Background:
The English Braille system is laid out in such a way so that the letters can be referenced by their position in the alphabet. Of the six dots available for each character, the top four are used to indicate the numbers 1 through 10, and the bottom two are used to distinguish between groups of ten. (Grade 1 Braille)
Since there only 26 letters and 64 ($2^6$) possible combination of raised/flat dots, this leaves plenty of space for contractions (abbreviations): single characters that represent common sequences of letters in English text. (Grade 2 Braille)
See the chart here: https://en.wikipedia.org/wiki/English_Braille#Alphabet
While the existing system makes it easy to learn and read Braille text, it is definitely not the most efficient use of dots. The most common letters- ETAOIN- require 2, 4, 1, 3, 2, and 4 dots respectively.
Proposing a system to reduce the number of dots in printed Braille would be incredibly ambiguous and confusing for touch-readers, and less intuitive to learn, but it does make for an interesting math problem. I'm only approaching this from a theoretical standpoint; trying to alter the current Braille standards is impractical.
If we were to minimize the number of dots used by Grade 1 Braille (one-for-one substitution of English letters with Braille characters), then the obvious solution is to arrange the letters by frequency and assign characters with fewer dots to common letters:
Dots Letters
0 (space)
1 ETAOI N
2 SRHLD CUMFP GWYBV
3 KXJQZ
4 (unused)
5 (unused)
6 (unused)
However, the contractions available through Grade 2 Braille allow us to greatly reduce the number of dots used by replacing common sequences of letters with a single character. For example, the word "handshake" requires $(3+1+4+3+3+3+1+2+2 = 22)$ dots, but with contractions, it becomes "h(and)(sh)ake" which only requires $(3+5+3+1+2+2 = 16)$ dots.
Sure, with the optimized single-letter system listed above, the same word completely spelled out only takes 15 dots, but given the frequency of letter sequences like "and" and "sh", why wouldn't we take advantage of them? If we assigned 3-dot characters to the sequences "and" and "sh", each contraction saves us one more dot.
Consider the following study on letter and n-gram frequency counts: http://norvig.com/mayzner.html
When you get into 4- and 5-letter contractions, and allow for the possibility of reserving some of those 1- and 2-dot characters for extremely common contractions such as "the", "of", and "and", this makes for a challenging optimization problem: reserving too many low-dot-count characters for contractions will make spelling out other less common words more expensive, but reserving too few will make all words slightly more expensive.
Constraints:
Assume the reader can readily differentiate between all 64 possible Braille characters (i.e. the 6 single-dot characters might be difficult to tell apart simply by touch in reality, but we're limiting this just to theory)

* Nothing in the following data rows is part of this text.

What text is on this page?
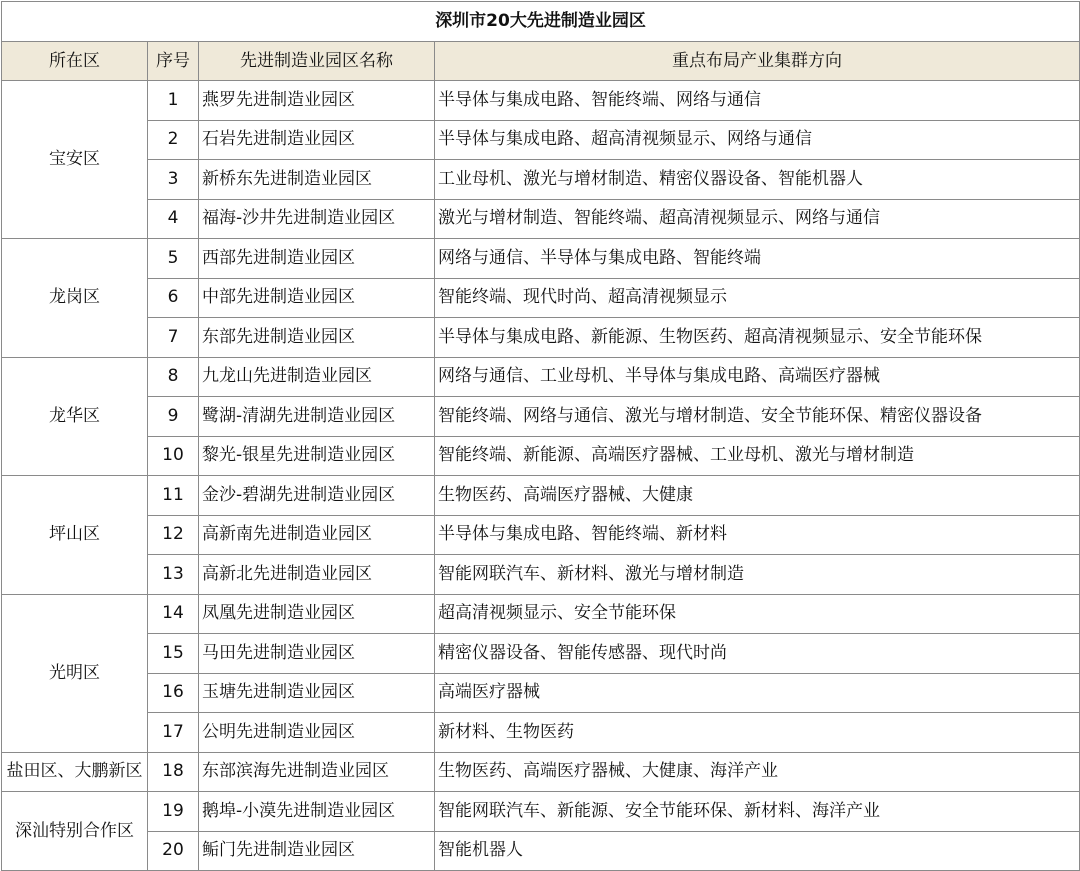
深圳市20大先进制造业园区			
所在区	序号	先进制造业园区名称	重点布局产业集群方向
宝安区	1	燕罗先进制造业园区	半导体与集成电路、智能终端、网络与通信
	2	石岩先进制造业园区	半导体与集成电路、超高清视频显示、网络与通信
	3	新桥东先进制造业园区	工业母机、激光与增材制造、精密仪器设备、智能机器人
	4	福海-沙井先进制造业园区	激光与增材制造、智能终端、超高清视频显示、网络与通信
龙岗区	5	西部先进制造业园区	网络与通信、半导体与集成电路、智能终端
	6	中部先进制造业园区	智能终端、现代时尚、超高清视频显示
	7	东部先进制造业园区	半导体与集成电路、新能源、生物医药、超高清视频显示、安全节能环保
龙华区	8	九龙山先进制造业园区	网络与通信、工业母机、半导体与集成电路、高端医疗器械
	9	鹭湖-清湖先进制造业园区	智能终端、网络与通信、激光与增材制造、安全节能环保、精密仪器设备
	10	黎光-银星先进制造业园区	智能终端、新能源、高端医疗器械、工业母机、激光与增材制造
坪山区	11	金沙-碧湖先进制造业园区	生物医药、高端医疗器械、大健康
	12	高新南先进制造业园区	半导体与集成电路、智能终端、新材料
	13	高新北先进制造业园区	智能网联汽车、新材料、激光与增材制造
光明区	14	凤凰先进制造业园区	超高清视频显示、安全节能环保
	15	马田先进制造业园区	精密仪器设备、智能传感器、现代时尚
	16	玉塘先进制造业园区	高端医疗器械
	17	公明先进制造业园区	新材料、生物医药
盐田区、大鹏新区	18	东部滨海先进制造业园区	生物医药、高端医疗器械、大健康、海洋产业
深汕特别合作区	19	鹅埠-小漠先进制造业园区	智能网联汽车、新能源、安全节能环保、新材料、海洋产业
	20	鲘门先进制造业园区	智能机器人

The 0-dot character must be used to separate words, and cannot be used to represent letters or words.
Contractions (multiple English letters that evaluate to a single Braille character) are evaluated from longest sequence to shortest, left to right. If you had three characters in your solution that represented AB, CDE, DEF, and BCDE, then the word ABCDE would be transcribed as A+(BCDE), not (AB)+(CDE), even if the latter contained fewer dots. And the word CDEF would always be written as (CDE)+F even though C+(DEF) is also legal. This rule also disregards pronunciation and legibility: in standard English Braille the "th" in "outhouse" is spelled out ("t"+"h") because it represents two distinct sounds, but for this experiment, we're focusing only on spelling.

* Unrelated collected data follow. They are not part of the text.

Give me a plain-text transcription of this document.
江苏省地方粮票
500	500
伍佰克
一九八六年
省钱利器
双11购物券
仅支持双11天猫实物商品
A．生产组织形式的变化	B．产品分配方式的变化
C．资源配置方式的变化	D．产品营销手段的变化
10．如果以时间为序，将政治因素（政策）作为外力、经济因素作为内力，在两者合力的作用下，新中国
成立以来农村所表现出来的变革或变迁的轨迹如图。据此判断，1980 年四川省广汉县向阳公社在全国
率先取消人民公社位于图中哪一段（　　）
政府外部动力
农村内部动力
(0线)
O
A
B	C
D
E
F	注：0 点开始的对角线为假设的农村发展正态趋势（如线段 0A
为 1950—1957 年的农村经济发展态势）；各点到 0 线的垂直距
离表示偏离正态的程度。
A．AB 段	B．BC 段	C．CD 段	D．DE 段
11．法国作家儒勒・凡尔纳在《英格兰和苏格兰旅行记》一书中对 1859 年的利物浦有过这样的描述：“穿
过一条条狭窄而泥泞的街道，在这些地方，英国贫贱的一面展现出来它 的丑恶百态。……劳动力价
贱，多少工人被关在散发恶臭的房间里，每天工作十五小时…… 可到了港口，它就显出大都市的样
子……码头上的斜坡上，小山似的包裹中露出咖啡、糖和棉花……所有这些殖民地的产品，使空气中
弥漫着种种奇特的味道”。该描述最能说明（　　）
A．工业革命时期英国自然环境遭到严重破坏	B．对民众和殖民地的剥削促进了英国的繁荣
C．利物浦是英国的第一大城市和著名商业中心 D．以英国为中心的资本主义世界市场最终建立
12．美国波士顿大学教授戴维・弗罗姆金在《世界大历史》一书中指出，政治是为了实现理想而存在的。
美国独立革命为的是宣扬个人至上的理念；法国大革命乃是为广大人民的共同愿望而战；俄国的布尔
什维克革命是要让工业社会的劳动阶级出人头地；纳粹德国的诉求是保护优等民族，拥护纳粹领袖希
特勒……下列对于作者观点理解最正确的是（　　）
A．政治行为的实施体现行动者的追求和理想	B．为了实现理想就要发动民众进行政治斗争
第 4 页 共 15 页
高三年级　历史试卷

Contractions cannot span words. If you have contractions for the sequences AB, CDE, and BCDE, and two adjacent words are "XAB CDEF", they must be evaluated as "X(AB) (CDE)F", not "XA(B CDE)F".
You may disregard case and punctuation, and assume that no words have special characters (e.g., á, ç, Ü, ñ). In other words, our universe consists of the standard Latin A-Z and space. In fact, the frequency study referenced above omitted words with special characters.

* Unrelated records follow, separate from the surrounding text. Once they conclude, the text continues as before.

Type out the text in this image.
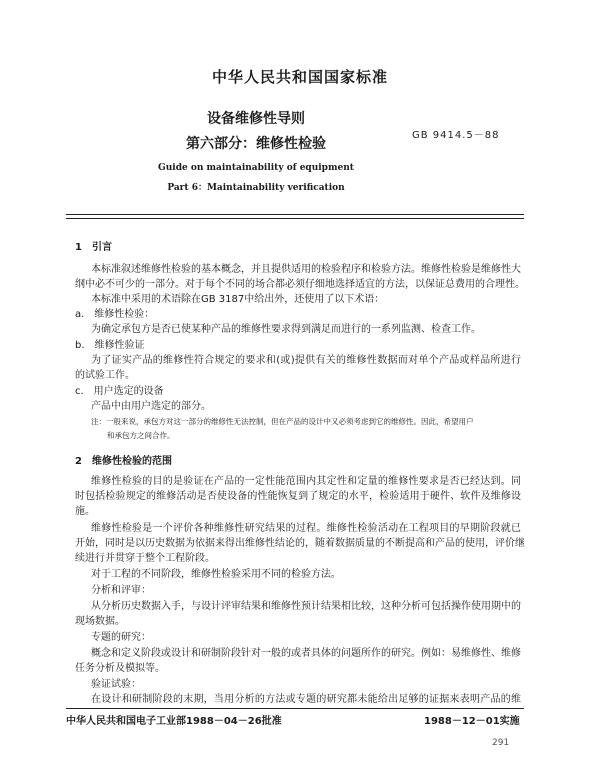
中华人民共和国国家标准
设备维修性导则
第六部分：维修性检验
GB 9414.5－88
Guide on maintainability of equipment
Part 6：Maintainability verification
1　引言
本标准叙述维修性检验的基本概念，并且提供适用的检验程序和检验方法。维修性检验是维修性大
纲中必不可少的一部分。对于每个不同的场合都必须仔细地选择适宜的方法，以保证总费用的合理性。
本标准中采用的术语除在GB 3187中给出外，还使用了以下术语：
a.　维修性检验：
为确定承包方是否已使某种产品的维修性要求得到满足而进行的一系列监测、检查工作。
b.　维修性验证
为了证实产品的维修性符合规定的要求和(或)提供有关的维修性数据而对单个产品或样品所进行
的试验工作。
c.　用户选定的设备
产品中由用户选定的部分。
注：一般来说，承包方对这一部分的维修性无法控制，但在产品的设计中又必须考虑到它的维修性。因此，希望用户
和承包方之间合作。
2　维修性检验的范围
维修性检验的目的是验证在产品的一定性能范围内其定性和定量的维修性要求是否已经达到。同
时包括检验规定的维修活动是否使设备的性能恢复到了规定的水平，检验适用于硬件、软件及维修设
施。
维修性检验是一个评价各种维修性研究结果的过程。维修性检验活动在工程项目的早期阶段就已
开始，同时是以历史数据为依据来得出维修性结论的，随着数据质量的不断提高和产品的使用，评价继
续进行并贯穿于整个工程阶段。
对于工程的不同阶段，维修性检验采用不同的检验方法。
分析和评审：
从分析历史数据入手，与设计评审结果和维修性预计结果相比较，这种分析可包括操作使用期中的
现场数据。
专题的研究：
概念和定义阶段或设计和研制阶段针对一般的或者具体的问题所作的研究。例如：易维修性、维修
任务分析及模拟等。
验证试验：
在设计和研制阶段的末期，当用分析的方法或专题的研究都未能给出足够的证据来表明产品的维
中华人民共和国电子工业部1988－04－26批准	1988－12－01实施
291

The optimal solution is the one which uses the fewest total dots to represent all text. This can be computed by summing the products of the "cost" (number of dots) per word/letter times the frequency of the word/letter. (Note: the frequency of words and letters change based on the contractions selected. Replacing all instances of "the" with a single character will reduce the frequency of the letters T, H, and E, as well as the contractions "TH" and "HE", in the remaining text.
Questions:
Is there a better approach to this problem than simple brute-force or guess-and-check?
Given the study and data (Google books Ngrams, English 20120701 1-grams) linked above, what is the optimal mapping of Braille characters to English letters and letter sequences?